Am Ende des Stollens ist man auch fast schon am Kulminationspunkt der Wanderung – Ze Steinu – angelangt. Es gilt noch ein vereistes Altschneefeld zu durchqueren, in das PapaMufflon freundlicherweise ein paar Stufen für seine Dame geschlagen hat. So soll es sein!

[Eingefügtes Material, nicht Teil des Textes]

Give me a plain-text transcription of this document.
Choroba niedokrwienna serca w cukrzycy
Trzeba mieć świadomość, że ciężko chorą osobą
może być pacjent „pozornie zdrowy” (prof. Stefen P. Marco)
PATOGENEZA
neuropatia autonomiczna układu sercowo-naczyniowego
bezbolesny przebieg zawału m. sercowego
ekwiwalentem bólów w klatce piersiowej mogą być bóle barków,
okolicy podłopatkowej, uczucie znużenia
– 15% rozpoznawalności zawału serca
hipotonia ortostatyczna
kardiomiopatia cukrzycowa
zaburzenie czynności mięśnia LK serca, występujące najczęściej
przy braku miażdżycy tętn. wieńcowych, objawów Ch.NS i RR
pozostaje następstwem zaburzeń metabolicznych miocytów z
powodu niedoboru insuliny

Auf der anderen Talseite geht es nun ebenfalls an Suonen entlang in Richtung Eggerberg. Das Gebüsch am Wegesrand darf nicht darüber hinwegtäuschen, dass es dahinter viele Meter abwärts geht. Auf den Weg achten ist durchaus angebracht, wie auch eine Gedenktafel an eine abgestürzte Wanderin zeigt.

Wasserfall

Wasserfall

Es geht einige Male durch kleine in Fels geschlagene Tunnel. Wir passieren idyllische Wasserfälle. PapaMufflon gibt sich alle Mühe, sie naturgetreu aufs Bild zu bringen, aber das ist gar nicht so einfach. Manche Motive muss man sich einfach in natura anschauen – also: diese Wanderung nachmachen!

Mini-Tunnel

Mini-Tunnel

Gegen Ende der Suonenwanderung kommt nochmal eine ganz spannende Stelle. Ein etwa 15 Meter langer Kännel kann über dem Abgrund begangen werden. Auf eigene Gefahr versteht sich. Für alle, die sich dieser Gefahr lieber nicht aussetzen wollen, gibt es einen kurzen Tunnel. Keine Frage – PapaMufflon stellt sich der Mutprobe und begibt sich auf den Holzbalken. Der wirklich tiefe Abgrund, lässt selbst seine sonst so stabilen Knie weich werden. Ungewohnt langsam tappt er voran und bleibt beim umgreifen am Geländer sogar stehen. So vorsichtig kennt man ihn sonst gar nicht. BabyMufflon erwartet ihn auf der sicheren Seite und ist froh, als es ihn endlich in die Arme schließen kann. Leider hatte PapaMufflon sowohl Foto als auch Handy am Mann, so dass wir kein Beweisfoto zur Schau stellen können. Und nur fürs Foto nochmal auf den Balken steigen wollte er dann auch nicht. Man soll das Schicksal nicht herausfordern.

Kännel für Schwindelfreie

Kännel für Schwindelfreie

Der Rest des Weges birgt keine besonderen Vorkommnisse. Wir zuckeln gemütlich zum Bahnhof Eggerberg, um mit dem Zug zurück nach Ausserberg zu fahren.

Fazit: bei dieser Wanderung geht es zwar nicht als nuff, doch sie bietet mal ganz andere Reize als eine Gipfel- oder Hüttenwanderung. Also eine super Sache, um etwas Abwechslung in den Wanderalltag zu bringen.